Question

How do you prove that $\sin \left( {{\cot }^{-1}}\left( \tan \left( {{\cos }^{-1}}\left( \sin x \right) \right) \right) \right)=\sin x$ ?

Answer 1

Hint: In this question, we have to prove a trigonometric equation. Thus, we will apply the trigonometric formulas to get the solution. First, we will change the sin function into cos function, by using the angle formula, after that we will apply the inverse-trigonometric formula \[{{\cos }^{-1}}(\cos x)=x\] . Then, we will again convert the tan function into cot function using the angle formula.
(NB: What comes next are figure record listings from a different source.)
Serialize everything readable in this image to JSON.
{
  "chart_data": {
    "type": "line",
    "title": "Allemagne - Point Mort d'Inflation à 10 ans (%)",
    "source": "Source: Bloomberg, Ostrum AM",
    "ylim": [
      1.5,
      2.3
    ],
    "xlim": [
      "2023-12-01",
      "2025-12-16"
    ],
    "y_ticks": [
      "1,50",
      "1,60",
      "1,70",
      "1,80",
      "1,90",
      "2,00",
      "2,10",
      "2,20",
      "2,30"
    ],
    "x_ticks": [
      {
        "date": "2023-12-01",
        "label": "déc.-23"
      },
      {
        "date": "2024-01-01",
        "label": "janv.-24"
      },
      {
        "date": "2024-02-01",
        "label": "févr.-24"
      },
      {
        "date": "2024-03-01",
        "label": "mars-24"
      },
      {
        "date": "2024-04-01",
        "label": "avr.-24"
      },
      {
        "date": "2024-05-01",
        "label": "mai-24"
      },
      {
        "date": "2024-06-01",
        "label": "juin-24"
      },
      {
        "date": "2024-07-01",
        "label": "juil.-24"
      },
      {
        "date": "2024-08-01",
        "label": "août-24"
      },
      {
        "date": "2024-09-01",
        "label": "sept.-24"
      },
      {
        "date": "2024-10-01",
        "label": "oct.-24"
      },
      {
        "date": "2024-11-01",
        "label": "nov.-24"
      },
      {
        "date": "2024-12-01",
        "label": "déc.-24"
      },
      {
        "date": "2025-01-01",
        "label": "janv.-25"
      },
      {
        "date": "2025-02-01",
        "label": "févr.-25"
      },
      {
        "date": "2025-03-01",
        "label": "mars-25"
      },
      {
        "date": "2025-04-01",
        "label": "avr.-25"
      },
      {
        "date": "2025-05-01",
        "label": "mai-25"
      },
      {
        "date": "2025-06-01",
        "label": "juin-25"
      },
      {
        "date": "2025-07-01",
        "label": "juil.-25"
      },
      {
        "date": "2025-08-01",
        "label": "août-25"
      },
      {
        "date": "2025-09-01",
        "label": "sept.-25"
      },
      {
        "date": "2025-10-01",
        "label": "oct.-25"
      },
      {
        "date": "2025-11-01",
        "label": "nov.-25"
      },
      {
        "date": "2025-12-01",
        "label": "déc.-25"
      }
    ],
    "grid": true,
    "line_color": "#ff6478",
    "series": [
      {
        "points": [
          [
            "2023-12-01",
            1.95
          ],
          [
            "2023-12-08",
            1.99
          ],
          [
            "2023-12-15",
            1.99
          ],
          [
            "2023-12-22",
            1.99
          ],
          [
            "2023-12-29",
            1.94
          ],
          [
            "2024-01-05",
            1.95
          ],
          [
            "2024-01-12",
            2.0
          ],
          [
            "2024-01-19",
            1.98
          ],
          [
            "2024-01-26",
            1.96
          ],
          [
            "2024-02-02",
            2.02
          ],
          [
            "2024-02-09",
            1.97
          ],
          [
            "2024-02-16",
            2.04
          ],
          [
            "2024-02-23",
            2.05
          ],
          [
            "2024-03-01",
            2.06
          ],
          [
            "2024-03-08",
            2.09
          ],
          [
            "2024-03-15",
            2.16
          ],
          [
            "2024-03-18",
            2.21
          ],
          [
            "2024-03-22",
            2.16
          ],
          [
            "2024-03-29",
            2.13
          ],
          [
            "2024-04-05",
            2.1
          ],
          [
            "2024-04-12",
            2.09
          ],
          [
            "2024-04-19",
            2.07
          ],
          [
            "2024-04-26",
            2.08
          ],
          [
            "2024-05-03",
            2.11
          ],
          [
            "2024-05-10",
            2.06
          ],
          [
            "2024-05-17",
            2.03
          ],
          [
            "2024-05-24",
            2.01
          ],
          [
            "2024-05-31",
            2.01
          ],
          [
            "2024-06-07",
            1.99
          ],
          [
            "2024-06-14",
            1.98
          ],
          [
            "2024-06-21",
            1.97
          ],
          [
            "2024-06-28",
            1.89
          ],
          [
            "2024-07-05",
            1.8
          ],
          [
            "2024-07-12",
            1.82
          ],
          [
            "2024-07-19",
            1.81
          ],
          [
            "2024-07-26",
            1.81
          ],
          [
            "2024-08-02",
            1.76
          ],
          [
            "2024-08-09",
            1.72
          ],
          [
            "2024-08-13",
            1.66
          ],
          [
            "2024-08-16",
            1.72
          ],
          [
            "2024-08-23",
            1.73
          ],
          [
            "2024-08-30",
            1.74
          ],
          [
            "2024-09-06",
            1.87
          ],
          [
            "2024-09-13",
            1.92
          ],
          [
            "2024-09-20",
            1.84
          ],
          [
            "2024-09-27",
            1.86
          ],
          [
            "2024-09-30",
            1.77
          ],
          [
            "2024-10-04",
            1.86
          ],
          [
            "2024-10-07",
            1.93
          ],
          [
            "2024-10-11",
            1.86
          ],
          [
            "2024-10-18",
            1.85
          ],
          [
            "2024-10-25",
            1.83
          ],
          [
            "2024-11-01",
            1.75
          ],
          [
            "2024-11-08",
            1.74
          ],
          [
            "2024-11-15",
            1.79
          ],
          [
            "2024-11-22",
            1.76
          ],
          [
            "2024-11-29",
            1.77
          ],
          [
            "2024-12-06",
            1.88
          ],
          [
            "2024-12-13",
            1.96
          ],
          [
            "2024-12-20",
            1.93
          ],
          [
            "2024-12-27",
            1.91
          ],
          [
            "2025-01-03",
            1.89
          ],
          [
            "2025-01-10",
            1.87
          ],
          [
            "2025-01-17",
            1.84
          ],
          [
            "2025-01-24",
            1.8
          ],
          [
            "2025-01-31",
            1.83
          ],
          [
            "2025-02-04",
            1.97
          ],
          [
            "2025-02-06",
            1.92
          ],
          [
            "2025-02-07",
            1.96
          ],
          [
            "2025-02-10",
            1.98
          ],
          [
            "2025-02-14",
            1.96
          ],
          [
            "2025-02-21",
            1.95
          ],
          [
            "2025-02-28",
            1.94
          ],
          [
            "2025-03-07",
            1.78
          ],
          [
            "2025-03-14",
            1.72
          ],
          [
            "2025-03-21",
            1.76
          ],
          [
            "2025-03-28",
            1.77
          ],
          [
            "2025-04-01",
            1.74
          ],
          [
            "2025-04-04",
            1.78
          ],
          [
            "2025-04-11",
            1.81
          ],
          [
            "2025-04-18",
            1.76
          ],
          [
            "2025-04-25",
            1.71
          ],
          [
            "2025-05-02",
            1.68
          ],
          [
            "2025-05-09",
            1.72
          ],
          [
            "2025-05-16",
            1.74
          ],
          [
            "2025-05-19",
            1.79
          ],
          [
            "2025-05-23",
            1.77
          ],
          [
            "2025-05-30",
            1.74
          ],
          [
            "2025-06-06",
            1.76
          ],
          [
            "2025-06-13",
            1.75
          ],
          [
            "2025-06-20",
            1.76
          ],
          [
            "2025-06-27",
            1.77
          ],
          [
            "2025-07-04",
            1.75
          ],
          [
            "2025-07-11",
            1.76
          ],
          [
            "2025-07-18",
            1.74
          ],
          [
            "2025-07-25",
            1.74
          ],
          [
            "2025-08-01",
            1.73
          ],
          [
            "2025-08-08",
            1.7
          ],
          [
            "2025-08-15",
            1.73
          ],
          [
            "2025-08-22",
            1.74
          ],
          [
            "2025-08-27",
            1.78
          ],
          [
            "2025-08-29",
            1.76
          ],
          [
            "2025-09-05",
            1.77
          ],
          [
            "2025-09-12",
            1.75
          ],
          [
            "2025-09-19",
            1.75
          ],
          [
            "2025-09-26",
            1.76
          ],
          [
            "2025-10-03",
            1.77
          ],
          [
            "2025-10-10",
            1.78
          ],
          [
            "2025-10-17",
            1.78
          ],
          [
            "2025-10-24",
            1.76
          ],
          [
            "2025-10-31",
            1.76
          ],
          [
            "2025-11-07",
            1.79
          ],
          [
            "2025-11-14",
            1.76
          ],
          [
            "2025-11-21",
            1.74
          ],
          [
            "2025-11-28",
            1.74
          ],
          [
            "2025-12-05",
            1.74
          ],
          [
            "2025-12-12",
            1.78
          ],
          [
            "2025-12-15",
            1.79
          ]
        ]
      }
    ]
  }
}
In the end we will apply the inverse-trigonometric formula \[{{\cot }^{-1}}(\cot x)=x\] , which is equal to the right-hand side of the equation, which is the required solution to the problem.

Complete step by step solution:
According to the question, we have to prove the trigonometric equation.
Thus, we will use trigonometric formulas to get the solution.
The trigonometric equation given to us is $\sin \left( {{\cot }^{-1}}\left( \tan \left( {{\cos }^{-1}}\left( \sin x \right) \right) \right) \right)=\sin x$ ----- (1)
So, we start solving this problem by using the left-hand side of the equation (1), we get
$LHS=\sin \left( {{\cot }^{-1}}\left( \tan \left( {{\cos }^{-1}}\left( \sin x \right) \right) \right) \right)$
Let us first solve the brackets of the above equation, by converting the sin function into cos function using the angle formula $\cos \left( \dfrac{\pi }{2}-x \right)=\sin x$ , we get
$\Rightarrow \sin \left( {{\cot }^{-1}}\left( \tan \left( {{\cos }^{-1}}\left( \cos \left( \dfrac{\pi }{2}-x \right) \right) \right) \right) \right)$
Now, we will again use the trigonometric formula \[{{\cos }^{-1}}(\cos x)=x\] in the above equation, we get
$\Rightarrow \sin \left( {{\cot }^{-1}}\left( \tan \left( \dfrac{\pi }{2}-x \right) \right) \right)$
So, again we will convert the tan function into cos function using the angle formula $\tan \left( \dfrac{\pi }{2}-x \right)=\cot x$ , we get
$\Rightarrow \sin \left( {{\cot }^{-1}}\left( \cot x \right) \right)$
Now, we will again use the trigonometric formula \[{{\cot }^{-1}}(\cot x)=x\] in the above equation, we get
$\Rightarrow \sin x=RHS$
Therefore, we proved that the left-hand side is equal to the right-hand side, that is $\sin \left( {{\cot }^{-1}}\left( \tan \left( {{\cos }^{-1}}\left( \sin x \right) \right) \right) \right)=\sin x$ .

Note:
While solving this problem, do all the steps properly to avoid confusion and mathematical errors. Do remember all the trigonometric formulas and mention them in the steps, wherever applicable, to get an accurate answer.